United Way packs Visual Arts Center with interactive gala

Supporters of United Way of the River Cities packed Marshall University’s Visual Arts Center for the interactive gala, LEVELS: A River Cities Rendezvous, on Saturday night.

United Way worked closely with Marshall’s College of Arts and Media to engage student and local artists for this inaugural fundraiser. The event featured a juried exhibition, live models who represented the work of United Way, a silent auction and interactive art exhibits.

In addition, each level of the VAC featured a different portrayal of United Way’s four community initiatives of Income, Education, Health and Safety-Net Services.

United Way Director of Community Impact, Andrea Roy, said this approach to fundraising is a divergence from the organization’s traditional model of workplace campaigns.

“As more and more workplaces have left Huntington, we’ve had to be more creative and think outside that model to raise money and engage the community,” Roy said. “The traditional gala is a seated dinner and dancing, but the Visual Arts Center really isn’t made for that.

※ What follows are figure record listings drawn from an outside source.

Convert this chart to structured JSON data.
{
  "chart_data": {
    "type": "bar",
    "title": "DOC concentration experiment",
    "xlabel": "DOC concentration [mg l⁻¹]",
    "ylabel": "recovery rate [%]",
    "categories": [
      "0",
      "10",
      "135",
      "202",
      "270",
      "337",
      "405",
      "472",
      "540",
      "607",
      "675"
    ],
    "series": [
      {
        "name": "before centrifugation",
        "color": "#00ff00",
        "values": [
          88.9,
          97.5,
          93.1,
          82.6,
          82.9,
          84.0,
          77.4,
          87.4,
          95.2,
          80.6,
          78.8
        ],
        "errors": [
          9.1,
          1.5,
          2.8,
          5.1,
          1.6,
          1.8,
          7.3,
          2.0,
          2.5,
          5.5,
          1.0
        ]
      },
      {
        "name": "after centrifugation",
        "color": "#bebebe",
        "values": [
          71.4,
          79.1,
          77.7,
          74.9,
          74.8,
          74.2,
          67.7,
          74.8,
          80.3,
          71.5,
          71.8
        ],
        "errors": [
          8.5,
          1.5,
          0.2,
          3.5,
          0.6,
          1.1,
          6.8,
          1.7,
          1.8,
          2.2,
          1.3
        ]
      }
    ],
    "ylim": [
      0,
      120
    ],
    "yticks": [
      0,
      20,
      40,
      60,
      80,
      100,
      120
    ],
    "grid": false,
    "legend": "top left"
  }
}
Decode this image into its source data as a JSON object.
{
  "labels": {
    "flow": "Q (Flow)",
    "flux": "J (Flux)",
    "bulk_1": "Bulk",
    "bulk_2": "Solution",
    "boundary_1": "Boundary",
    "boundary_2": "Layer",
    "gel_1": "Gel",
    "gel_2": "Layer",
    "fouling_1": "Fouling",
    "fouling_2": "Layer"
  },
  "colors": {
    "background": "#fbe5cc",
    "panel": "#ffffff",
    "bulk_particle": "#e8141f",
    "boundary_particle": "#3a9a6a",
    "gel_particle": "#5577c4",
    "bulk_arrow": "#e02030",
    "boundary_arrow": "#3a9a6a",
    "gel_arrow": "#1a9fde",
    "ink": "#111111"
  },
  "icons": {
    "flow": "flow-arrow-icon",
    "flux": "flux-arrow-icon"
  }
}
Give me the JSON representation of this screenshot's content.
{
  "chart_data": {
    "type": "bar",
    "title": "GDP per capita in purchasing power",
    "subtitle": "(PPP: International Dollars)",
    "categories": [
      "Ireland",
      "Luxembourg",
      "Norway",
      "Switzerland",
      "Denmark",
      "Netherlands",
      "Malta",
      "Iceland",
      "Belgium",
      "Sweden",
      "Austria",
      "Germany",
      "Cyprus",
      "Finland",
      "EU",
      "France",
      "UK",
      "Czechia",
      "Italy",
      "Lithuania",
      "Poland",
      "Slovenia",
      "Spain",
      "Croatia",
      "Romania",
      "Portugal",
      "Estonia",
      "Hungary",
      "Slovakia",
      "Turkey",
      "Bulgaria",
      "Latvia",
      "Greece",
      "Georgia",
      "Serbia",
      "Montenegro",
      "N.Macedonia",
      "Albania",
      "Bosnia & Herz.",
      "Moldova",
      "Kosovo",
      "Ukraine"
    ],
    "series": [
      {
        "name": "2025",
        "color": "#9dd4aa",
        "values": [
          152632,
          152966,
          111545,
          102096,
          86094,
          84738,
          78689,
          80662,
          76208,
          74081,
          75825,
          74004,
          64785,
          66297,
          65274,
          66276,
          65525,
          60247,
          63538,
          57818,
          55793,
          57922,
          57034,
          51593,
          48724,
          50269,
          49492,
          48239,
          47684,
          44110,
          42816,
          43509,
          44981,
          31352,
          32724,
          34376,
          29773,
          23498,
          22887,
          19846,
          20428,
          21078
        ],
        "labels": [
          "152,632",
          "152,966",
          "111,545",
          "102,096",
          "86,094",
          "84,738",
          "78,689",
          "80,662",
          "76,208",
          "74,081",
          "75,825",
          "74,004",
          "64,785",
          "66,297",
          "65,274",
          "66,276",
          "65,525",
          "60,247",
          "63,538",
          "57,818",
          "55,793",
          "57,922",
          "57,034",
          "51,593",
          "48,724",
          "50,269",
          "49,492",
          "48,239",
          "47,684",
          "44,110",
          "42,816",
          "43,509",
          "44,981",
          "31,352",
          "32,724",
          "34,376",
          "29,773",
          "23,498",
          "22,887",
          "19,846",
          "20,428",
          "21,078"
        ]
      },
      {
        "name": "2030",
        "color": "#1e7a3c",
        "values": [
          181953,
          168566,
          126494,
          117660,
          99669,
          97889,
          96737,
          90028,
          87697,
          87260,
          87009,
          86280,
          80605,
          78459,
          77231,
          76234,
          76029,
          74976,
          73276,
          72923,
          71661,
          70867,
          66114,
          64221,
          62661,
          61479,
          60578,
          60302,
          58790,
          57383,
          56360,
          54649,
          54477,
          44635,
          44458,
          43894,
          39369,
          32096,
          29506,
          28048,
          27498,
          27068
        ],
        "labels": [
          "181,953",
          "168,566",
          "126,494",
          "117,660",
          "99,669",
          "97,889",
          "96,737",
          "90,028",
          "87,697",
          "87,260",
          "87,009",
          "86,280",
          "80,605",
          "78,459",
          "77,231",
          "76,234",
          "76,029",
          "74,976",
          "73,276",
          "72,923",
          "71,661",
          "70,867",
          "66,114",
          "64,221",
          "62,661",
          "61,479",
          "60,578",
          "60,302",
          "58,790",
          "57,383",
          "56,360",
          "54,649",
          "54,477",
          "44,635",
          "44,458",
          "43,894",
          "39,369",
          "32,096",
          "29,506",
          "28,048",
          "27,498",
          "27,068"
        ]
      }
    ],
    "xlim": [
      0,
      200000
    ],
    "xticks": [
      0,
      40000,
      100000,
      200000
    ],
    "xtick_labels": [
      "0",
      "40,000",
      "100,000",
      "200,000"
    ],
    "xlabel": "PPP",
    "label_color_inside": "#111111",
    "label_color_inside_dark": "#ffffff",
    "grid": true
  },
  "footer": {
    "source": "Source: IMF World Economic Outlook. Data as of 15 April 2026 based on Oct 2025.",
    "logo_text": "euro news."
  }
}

We wanted to play towards this building’s strengths, so as people move up and down the levels, the will see different food, drinks, music and art. Each floor is its own unique experience.”

This experience included various artistic craft demonstration throughout the building. People exploring the classrooms and studios of the VAC might come across students like Celia Maddy, who demonstrated how light affects perception of color.

Maddy, a sophomore visual arts major, said she thinks visual art is a primary form of civic engagement.

“The arts can definitely make an impact in Huntington,” Maddy said. “We aren’t the best urban environment. We have a lot of issues. But if nothing can bring things more to public light than art, I don’t know what can. People can talk to you as much as they want, but until you see something with your own eyes, or feel something with your own hands, you can’t really identify with it. Art can help to bridge that gap.”

Dean of the College of Arts and Media and United Way board member, Donald Van Horn, helped organize the event. Van Horn said he thinks art is at the core of community building.

“People can talk to you as much as they want, but until you see something with your own eyes, or feel something with your own hands, you can’t really identify with it. Art can help to bridge that gap.””

— Celia Maddy

“If we have a community that is aesthetically pleasing and a fun place to be, then that is going to lift everyone up,” Van Horn said. “It’s going to make it a more productive community with more opportunities for everybody, which creates job opportunities for people in need. It helps everyone, and the visual arts are at the core of that in terms of making this a better place to live.”

Van Horn also noted how impressive he thinks the Huntington community is, if people take the time to stop and look.

“As a community we need to stop and take stock in what we actually have here,” Van Horn said. “We had some guests here last week with the State Arts Commission. A woman from Morgantown said she wanted to get her community leaders to come to Huntington to figure out what we’re doing, because we’re doing it right. We don’t even recognize that ourselves. If we can get past this notion that somehow we are less than a thriving community, that could help all of us.”

Roy said, however, that this is still work to be done. She said that experts at United Way identify the biggest problems facing our community.

“In the area of health, the data has shown the critical issues are substance abuse, obesity, and smoking,” Roy said. “In education, we’re trying to tackle school readiness and readiness of graduation for college grads. In the are of income, we’re working towards helping families become financially stable. We’re hope this gala highlights what we’re doing in tackling this issues.”